Why Organizations Thrive Lesson 15

Why Organizations Thrive – Lesson 15: Give Away Your Power
February 2012
By Jonathan Poisner, www.poisner.com

I’m in the process of writing a long article entitled: Why Organizations Thrive.  The article details fifteen lessons I learned while growing the Oregon League of Conservation Voters (OLCV), buttressed by my observations of dozens of other groups both in Oregon and across the country.

Collectively, I believe these lessons are a very useful set of principles that any Executive Director can use to improve their organization’s capacity to fulfill its mission.

Lesson 15 is:  Give Away Your Power

Organizations that thrive are usually headed by leaders, not those who are merely good at exercising power.  Indeed, giving away your power and leading through other means is a key to organizational success.

What do I mean by this?

Some Executive Directors lead via decision-making.  The way to ensure that organizational decisions are 100% in alignment with the Executive Director is for the Executive Director to call the shots.

As staff are hired, Executive Directors with this mindset tend to prioritize hiring competent administrators or managers, not others who may be future Executive Directors.

Such Executive Directors also tend to treat their board as a resource, not as a true partner in creating and shaping their organization vision and strategy.  These Executive Directors manipulate their boards to make only the minor decisions or by presenting their boards with only one viable option.

In his monograph, Good to Great and the Social Sectors, Jim Collins discusses at length the difference between leadership skills, in particular the importance of Level 5 leadership.   He refers to the difference between executive power (the power to make right decisions) and legislative power (“which relies more upon persuasion, political currency, and shared interests to create the conditions for the right decisions to happen.”).

In Collins view, legislative-type leadership is critical for successful nonprofits.  But this doesn’t mean Level 5 leaders simply go along with whatever all the stakeholders want.

“Level 5 leadership is not about being soft or nice or purely inclusive or consensus building.  The whole point of Level 5 is to make sure the right decision happens – no matter how difficult or painful – for the long-term greatness of the institution and the achievement of its mission, independent of consensus or popularity.”

It’s just that the means by which a Level 5 leader makes this happen isn’t by executive fiat.
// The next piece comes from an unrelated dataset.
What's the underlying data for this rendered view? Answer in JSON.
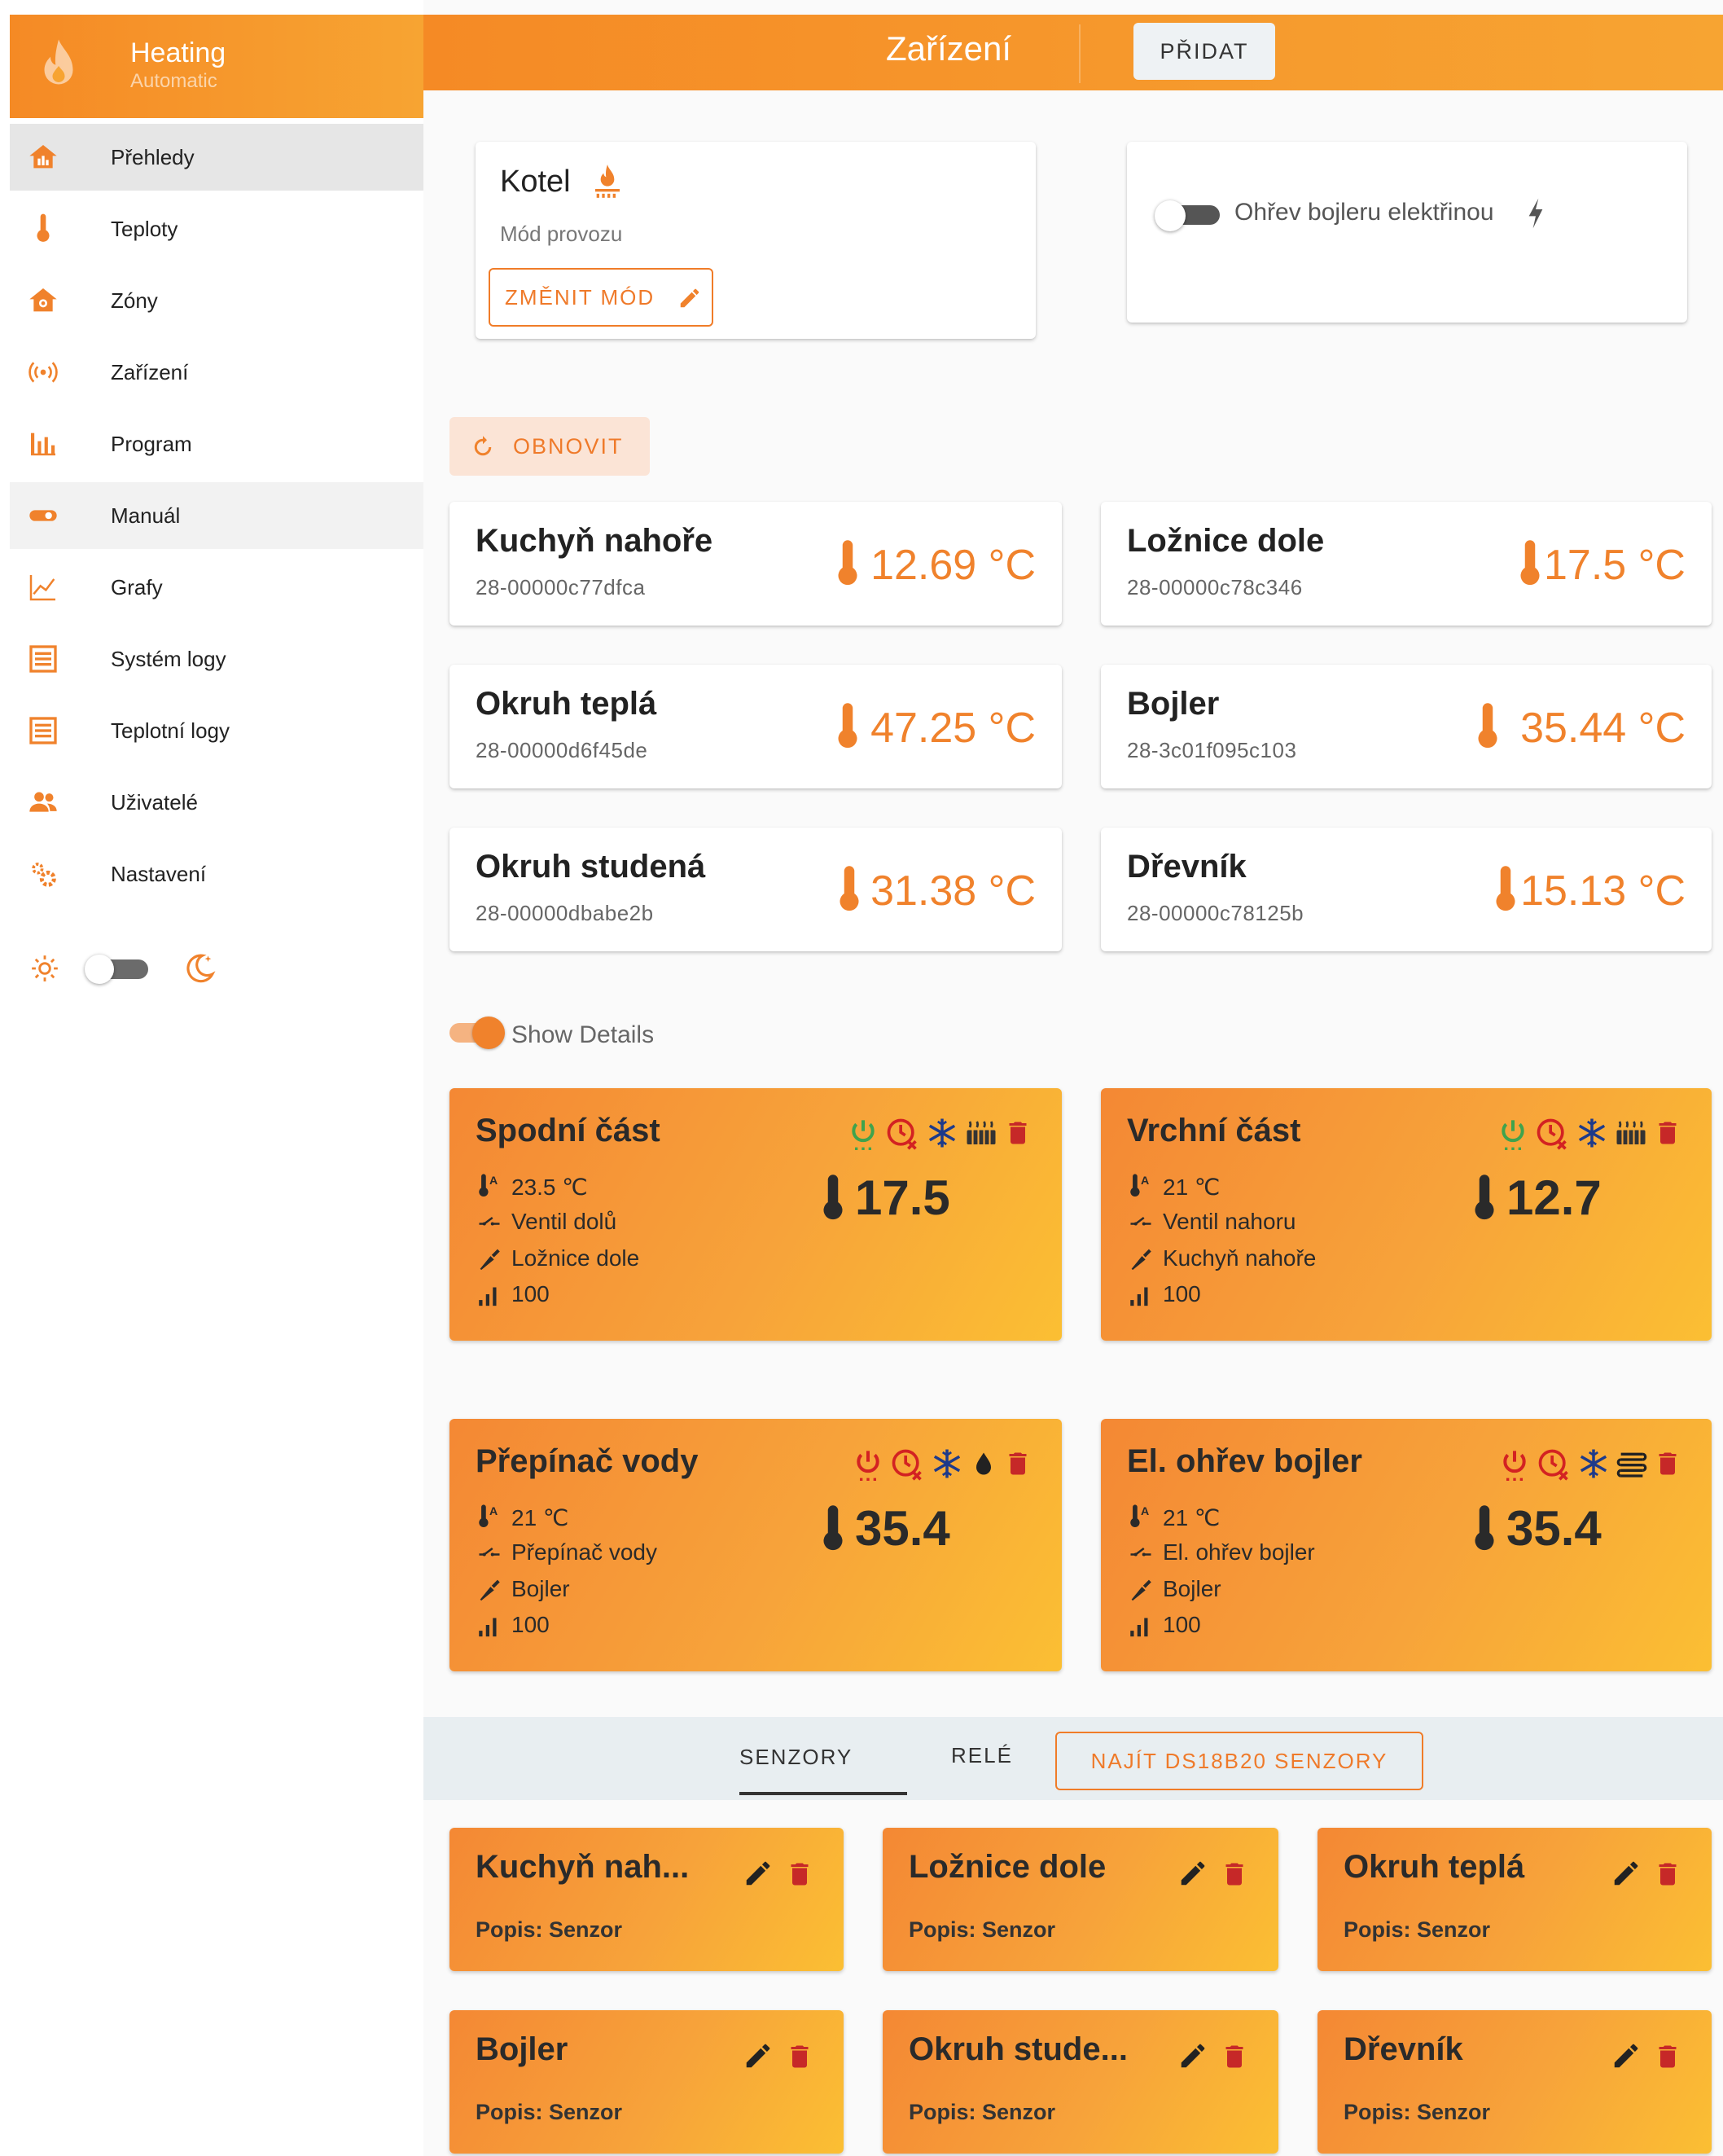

There are other, less abstract reason, that thriving nonprofits are headed by those who seek to give up their decision-making power and exercise other forms of leadership.  Two rise to the top.

First, a leadership style that focuses on creating a shared vision is far more likely to generate a sense of shared “ownership” that motivates employees and board members to stretch beyond their comfort zones.  It will be more likely to retain excellent staff for the long-run.  It will also be more likely to lead to the types of vigorous internal debates about strategy that lead to sound decisions taking into account a variety of perspectives and the collective wisdom.

Second, thriving nonprofits inherently involve the Executive Director hiring more and more staff.  With each hire, the Executive Director should be giving up some of their responsibility, so that in the long run their job consists almost entirely of fundraising, board management, financial oversight, and high-level programmatic vision/strategy.  This is only possible when the Executive Director has the mentality of letting go of programmatic day-to-day decision-making.

In the end, there are many nonprofits who do good for the community led by strong-willed executives with a vision, who corral resources and get the job done.

But for the most part, the organizations that really shine – that make a more profound difference – tend to be led by executives who lead more by creating a shared vision.